As David improved physically, his attitude to his condition also changed, his outlook shifting from being “happy just to live another day” to “thinking a bit more long term, that I might be around a little longer – I started to think I might make retirement age”. Indeed, for him, the psychological aspect of being unwell had been the hardest part – “after brain surgery I had zero confidence and didn’t know if I’d survive. Psychologically, this dominates your life” – the key to recovery being to “get off this downward spiral, stop facing the wall and start looking outwards again”. This change in mind set had a huge impact on David’s home-life – he “had been given hope and started becoming interested in other things again” and started going for walks together with his wife, who David said “would agree that Healthy Options was the lifeline which got me moving again”.
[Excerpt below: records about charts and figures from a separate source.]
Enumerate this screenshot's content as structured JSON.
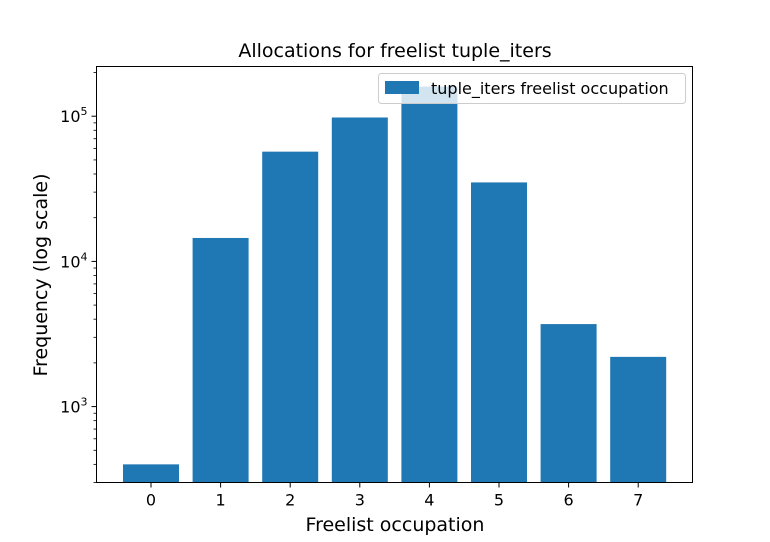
{
  "chart_data": {
    "type": "bar",
    "title": "Allocations for freelist tuple_iters",
    "xlabel": "Freelist occupation",
    "ylabel": "Frequency (log scale)",
    "yscale": "log",
    "ylim": [
      300,
      220000
    ],
    "categories": [
      "0",
      "1",
      "2",
      "3",
      "4",
      "5",
      "6",
      "7"
    ],
    "series": [
      {
        "name": "tuple_iters freelist occupation",
        "values": [
          400,
          14500,
          57000,
          98000,
          160000,
          35000,
          3700,
          2200
        ]
      }
    ],
    "bar_color": "#1f77b4",
    "legend": "top-right",
    "y_major_ticks": [
      {
        "value": 1000,
        "mantissa": "10",
        "exponent": "3"
      },
      {
        "value": 10000,
        "mantissa": "10",
        "exponent": "4"
      },
      {
        "value": 100000,
        "mantissa": "10",
        "exponent": "5"
      }
    ],
    "grid": false
  }
}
David’s motivation to work through pain and to control his condition moving forward was crucially driven by his desire to return to his work in international development, for which he has an obvious passion. He explained that “once you’ve seen abject poverty, you can’t not be involved…so my job wasn’t just a job”. Returning to work, having doubted whether he’d  ever get there, was obviously a great source of pride for David, although he did concede that his perspective had changed a little. “I’m working half days and will work through till three o’clock if I need to…but I’m probably taking more time out to spend with my children and grandchildren”.

After his heart attack, David admits that he’s “slid back to probably seventy-five percent of where I was”, but he very confident moving forward and “can’t wait to get back in the gym and start building up my strength again”. He’s very mindful of the support he’s received, acknowledging that “after three months of being in hospital,  the gym…is the last place I would have gone to…there’s no way I’d have done that myself”. Turning more contemplative, David recalled “having an image of myself sitting in front of the fire at home, on an oxygen bottle with maybe a year left and just fading away into nothing”. Whilst apologising for what “might sound dramatic”, he concluded that “Healthy Options gave me a way out”. He said he’d “recommend it to anybody – I could not praise the Healthy Options team and Atlantis enough”.

Further, it was clear that David had thought more deeply about the social and political issues, explaining “there’s something joined up here which hasn’t been joined up in the past…we should have more than a safety net…we need to have a society which cares for its most vulnerable”.